Fearful, finds it best to travel on her back, at times flailing wildly with her claws outstretched through her front door. George is beginning to lose his grip on sanity.The sound. The stench. The memories of clawings and bitings past, injuries inflicted by the noisy pair. Ah, the Gaskit river. Maybe to submerse the taxi of Yawll in the Chappaquidic. To end the noise. Who should this cat be forced upon. Yes he looks pretty, he acts warmly, but his malfeasances, they are hard to bear.
But refuge is getting nearer, so George regains his grip with sanity. They pass dR dribratS, they pass Noah and the ark they seek. They take the prescribed sideroad and park on the lot. George leaves the windows open and enters the clinic. The nice lady with the odd face asks if he has come to pick up his cat. He says, "No, I have some cats that need repairs." The assistant, states, "We don't take surrenders." George considers telling them, "Well then I shall go out on the parking lot and shoot them." but thinks better of it. (He was thinking that would make them accept them after all.)
Rather he informs them that they are his cats which he has brought for repairs.
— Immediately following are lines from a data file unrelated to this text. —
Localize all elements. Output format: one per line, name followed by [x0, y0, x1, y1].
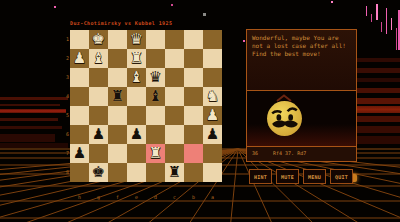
square-e3[interactable]: ♝: [127, 68, 146, 87]
pink-glitch-line: [381, 22, 382, 32]
rank-label-8: 8: [61, 163, 69, 182]
square-c6[interactable]: [165, 125, 184, 144]
square-h3[interactable]: [70, 68, 89, 87]
rank-label-7: 7: [61, 144, 69, 163]
square-b7[interactable]: [184, 144, 203, 163]
dialog-line-1: Wonderful, maybe You are: [252, 34, 352, 42]
red-streak: [0, 118, 58, 121]
file-label-a: a: [203, 194, 222, 200]
square-c4[interactable]: [165, 87, 184, 106]
quit-button[interactable]: QUIT: [330, 169, 353, 184]
square-d4[interactable]: ♝: [146, 87, 165, 106]
file-label-h: h: [70, 194, 89, 200]
black-queen-d3[interactable]: ♛: [146, 68, 165, 87]
black-king-g8[interactable]: ♚: [89, 163, 108, 182]
square-b6[interactable]: [184, 125, 203, 144]
red-streak: [352, 58, 400, 62]
red-streak: [352, 88, 400, 93]
square-c5[interactable]: [165, 106, 184, 125]
square-a2[interactable]: [203, 49, 222, 68]
square-h7[interactable]: ♟: [70, 144, 89, 163]
red-streak: [0, 134, 55, 142]
game-title: Duz-Chotimirsky vs Kubbel 1925: [70, 20, 240, 26]
square-c2[interactable]: [165, 49, 184, 68]
square-h8[interactable]: [70, 163, 89, 182]
file-label-d: d: [146, 194, 165, 200]
rank-label-2: 2: [61, 49, 69, 68]
square-h5[interactable]: [70, 106, 89, 125]
square-f2[interactable]: [108, 49, 127, 68]
file-label-g: g: [89, 194, 108, 200]
file-label-c: c: [165, 194, 184, 200]
white-rook-d7[interactable]: ♜: [146, 144, 165, 163]
file-labels: hgfedcba: [70, 184, 222, 192]
square-g7[interactable]: [89, 144, 108, 163]
square-f5[interactable]: [108, 106, 127, 125]
white-queen-e1[interactable]: ♛: [127, 30, 146, 49]
square-c7[interactable]: [165, 144, 184, 163]
red-streak: [0, 126, 62, 129]
white-knight-a4[interactable]: ♞: [203, 87, 222, 106]
square-e1[interactable]: ♛: [127, 30, 146, 49]
square-g4[interactable]: [89, 87, 108, 106]
rank-label-5: 5: [61, 106, 69, 125]
square-f7[interactable]: [108, 144, 127, 163]
square-b1[interactable]: [184, 30, 203, 49]
red-streak: [0, 104, 60, 106]
square-b5[interactable]: [184, 106, 203, 125]
square-d2[interactable]: [146, 49, 165, 68]
red-glitch-line: [0, 109, 66, 113]
black-rook-f4[interactable]: ♜: [108, 87, 127, 106]
pink-glitch-dot: [243, 40, 245, 42]
move-list: 36 Rf4 37. Rd7: [247, 146, 356, 161]
red-streak: [352, 106, 400, 113]
red-streak: [0, 97, 68, 100]
red-streak: [352, 78, 400, 82]
red-streak: [352, 126, 400, 133]
dialog-line-3: Find the best move!: [252, 50, 352, 58]
square-c8[interactable]: ♜: [165, 163, 184, 182]
black-bishop-d4[interactable]: ♝: [146, 87, 165, 106]
square-d1[interactable]: [146, 30, 165, 49]
rank-labels: 12345678: [61, 30, 69, 182]
rank-label-6: 6: [61, 125, 69, 144]
dialog-line-2: not a lost case after all!: [252, 42, 352, 50]
square-a5[interactable]: ♟: [203, 106, 222, 125]
square-f8[interactable]: [108, 163, 127, 182]
file-label-f: f: [108, 194, 127, 200]
pink-glitch-dot: [54, 6, 56, 8]
square-f3[interactable]: [108, 68, 127, 87]
square-f1[interactable]: [108, 30, 127, 49]
square-f6[interactable]: [108, 125, 127, 144]
game-screen: Duz-Chotimirsky vs Kubbel 1925 12345678 …: [0, 0, 400, 222]
pink-glitch-line: [396, 28, 397, 50]
square-d7[interactable]: ♜: [146, 144, 165, 163]
square-a6[interactable]: ♟: [203, 125, 222, 144]
red-streak: [352, 136, 400, 144]
white-king-g1[interactable]: ♚: [89, 30, 108, 49]
rank-label-4: 4: [61, 87, 69, 106]
black-pawn-h7[interactable]: ♟: [70, 144, 89, 163]
hint-button[interactable]: HINT: [249, 169, 272, 184]
angry-mustache-face-icon: [266, 100, 303, 137]
black-pawn-a6[interactable]: ♟: [203, 125, 222, 144]
square-d5[interactable]: [146, 106, 165, 125]
square-c3[interactable]: [165, 68, 184, 87]
red-streak: [0, 143, 68, 148]
square-b8[interactable]: [184, 163, 203, 182]
move-text: Rf4 37. Rd7: [273, 150, 306, 156]
square-a8[interactable]: [203, 163, 222, 182]
square-g6[interactable]: ♟: [89, 125, 108, 144]
square-b3[interactable]: [184, 68, 203, 87]
square-e7[interactable]: [127, 144, 146, 163]
menu-button[interactable]: MENU: [303, 169, 326, 184]
pink-glitch-line: [366, 6, 367, 16]
pink-glitch-line: [391, 18, 392, 30]
white-bishop-e3[interactable]: ♝: [127, 68, 146, 87]
file-label-e: e: [127, 194, 146, 200]
square-a3[interactable]: [203, 68, 222, 87]
red-streak: [352, 68, 400, 73]
square-d6[interactable]: [146, 125, 165, 144]
pink-glitch-line: [376, 4, 378, 20]
square-h1[interactable]: [70, 30, 89, 49]
square-e5[interactable]: [127, 106, 146, 125]
square-e6[interactable]: ♟: [127, 125, 146, 144]
square-h4[interactable]: [70, 87, 89, 106]
white-rook-e2[interactable]: ♜: [127, 49, 146, 68]
red-streak: [352, 116, 400, 122]
square-h2[interactable]: ♟: [70, 49, 89, 68]
file-label-b: b: [184, 194, 203, 200]
pink-glitch-line: [371, 14, 372, 22]
square-a4[interactable]: ♞: [203, 87, 222, 106]
square-g8[interactable]: ♚: [89, 163, 108, 182]
square-e8[interactable]: [127, 163, 146, 182]
white-pawn-h2[interactable]: ♟: [70, 49, 89, 68]
square-a1[interactable]: [203, 30, 222, 49]
grey-pixel: [203, 13, 206, 16]
red-streak: [352, 98, 400, 104]
square-g5[interactable]: [89, 106, 108, 125]
square-f4[interactable]: ♜: [108, 87, 127, 106]
square-e4[interactable]: [127, 87, 146, 106]
black-rook-c8[interactable]: ♜: [165, 163, 184, 182]
rank-label-1: 1: [61, 30, 69, 49]
rank-label-3: 3: [61, 68, 69, 87]
black-pawn-g6[interactable]: ♟: [89, 125, 108, 144]
square-b4[interactable]: [184, 87, 203, 106]
square-a7[interactable]: [203, 144, 222, 163]
pink-glitch-dot: [171, 4, 173, 6]
move-number: 36: [252, 150, 258, 156]
dialog-panel: Wonderful, maybe You arenot a lost case …: [246, 29, 357, 162]
bot-avatar-area: [247, 90, 356, 146]
square-g2[interactable]: ♝: [89, 49, 108, 68]
mute-button[interactable]: MUTE: [276, 169, 299, 184]
square-d3[interactable]: ♛: [146, 68, 165, 87]
square-d8[interactable]: [146, 163, 165, 182]
white-bishop-g2[interactable]: ♝: [89, 49, 108, 68]
pink-glitch-dot: [331, 1, 333, 3]
square-e2[interactable]: ♜: [127, 49, 146, 68]
board-grid: ♚♛♟♝♜♝♛♜♝♞♟♟♟♟♟♜♚♜: [70, 30, 222, 182]
square-c1[interactable]: [165, 30, 184, 49]
square-b2[interactable]: [184, 49, 203, 68]
black-pawn-e6[interactable]: ♟: [127, 125, 146, 144]
pink-glitch-line: [386, 8, 387, 34]
square-g3[interactable]: [89, 68, 108, 87]
white-pawn-a5[interactable]: ♟: [203, 106, 222, 125]
square-h6[interactable]: [70, 125, 89, 144]
square-g1[interactable]: ♚: [89, 30, 108, 49]
dialog-text: Wonderful, maybe You arenot a lost case …: [247, 30, 356, 90]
The Oddish Face says "You need an appointment." George asks if he may drop them off right now as they are in the car. Assistant "We don't House." George "How do I get an appointment?" O. F. "You need to go to the main entrance."
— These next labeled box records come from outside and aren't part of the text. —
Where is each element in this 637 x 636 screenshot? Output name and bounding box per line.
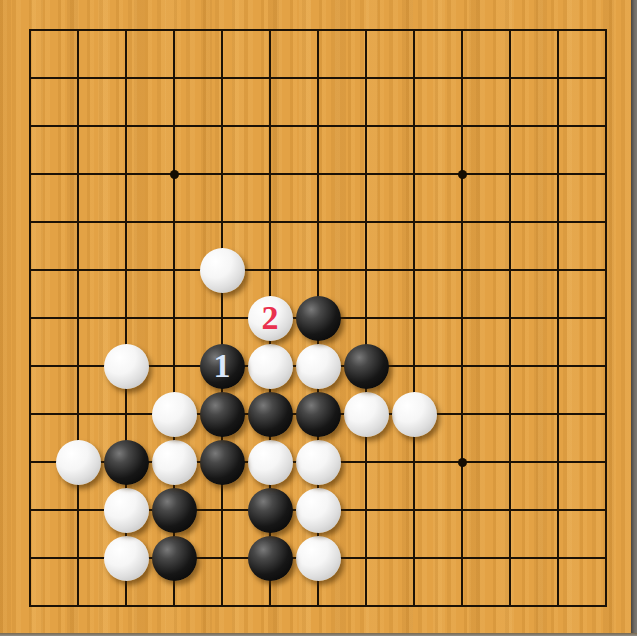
move-number-label: 2 — [262, 301, 279, 335]
stone-white — [56, 440, 101, 485]
stone-white — [152, 392, 197, 437]
stone-black — [152, 488, 197, 533]
move-number-label: 1 — [214, 349, 231, 383]
stone-white — [296, 536, 341, 581]
stone-black — [200, 440, 245, 485]
stone-black — [200, 392, 245, 437]
stone-white — [296, 488, 341, 533]
star-point — [170, 170, 179, 179]
go-board[interactable]: 12 — [0, 0, 637, 636]
stone-black — [248, 488, 293, 533]
stone-black — [152, 536, 197, 581]
stone-white — [200, 248, 245, 293]
stone-white — [248, 344, 293, 389]
stone-black — [104, 440, 149, 485]
stone-white — [392, 392, 437, 437]
stone-black — [296, 392, 341, 437]
stone-white — [104, 488, 149, 533]
star-point — [458, 458, 467, 467]
stone-black — [248, 392, 293, 437]
stone-white — [296, 440, 341, 485]
stone-white — [152, 440, 197, 485]
stone-white — [104, 344, 149, 389]
stone-black — [296, 296, 341, 341]
stone-black: 1 — [200, 344, 245, 389]
board-right-edge — [631, 0, 637, 636]
stone-white — [248, 440, 293, 485]
star-point — [458, 170, 467, 179]
stone-white: 2 — [248, 296, 293, 341]
stone-black — [248, 536, 293, 581]
stone-black — [344, 344, 389, 389]
board-cells: 12 — [6, 6, 630, 630]
stone-white — [296, 344, 341, 389]
stone-white — [344, 392, 389, 437]
stone-white — [104, 536, 149, 581]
George leaves with a nice thank-you and walks around to the main entrance. The receptionist sits behind the desk, speaking on the phone. George waits at the desk, bright sunlight shining directly in his eyes, he soon sees nothing and feels as though he is at an interrogation. He intelligently moves off to the side where he can again see. He now perceives that this woman has an even odder face tha receptionist number one. He ponders the relationship between facial features and occupations, but only briefly, for the lady is addressing him now. He states his mission, says he needs an appointment.
"She" riffles through the scheduling book saying "I'm putting females in male slots" which seems somehow wrong to him. "August 8" she says. George thinks about how that is eleven days of bad sleep ahead. He questions whether there might not be a Monday instead. She replies that she hasn't any mondays for months, (How do they schedule these things so far ahead George muses). He sets his cats up for August 8th repairs. And now he must return home. In the stinking, howling, four pet-taxi ferry that used to be his own private favorite ride.
So off they go. He wonders at the volume of Yawll that has not decreased. He notes the calm of Dog and Oreo, whom he hasn't mentioned yet in person, for his comportment was remarkable only for it's unremarkability. And the howling continues all the while.
George begins to get thoughts of violence. He thinks that he will stop and get a very big stick and beat Yawll very, very dead. And flat, very flat into the ground. But the fancy is passing, and the momentary insanity again is passed.
The trip continues and George has time to think with himself. George's introspection is fruitful. He decides he is not yet a too-old dog, for he is still able to learn. He has learned much today. He has learned valuable lessons. They are as follows:
1. "Little" cat problems are bigger than you think.
2. He is still able to learn. This is good.
3. He was naive to think he could just show up. This is not so good.
4. Some cats travel well. This is good. And nice.
5. Some cats don't travel well. This is not so good.
6. He will phone first. If he ever has to do this sort of thing again. This is good.
7. Having to do this sort of thing again is not so good.
8. Cat stink doesn't hang in the car long when the cats are out of it. This is good. (Out of it, the car, not consciousness)
9. George will definitely get rid of Yawll and Fearful. This is good.
10.George can survive very uncomfortable circumstances. This is good.
So George is on the road to happiness and peace at home. There appears hope on the horizon.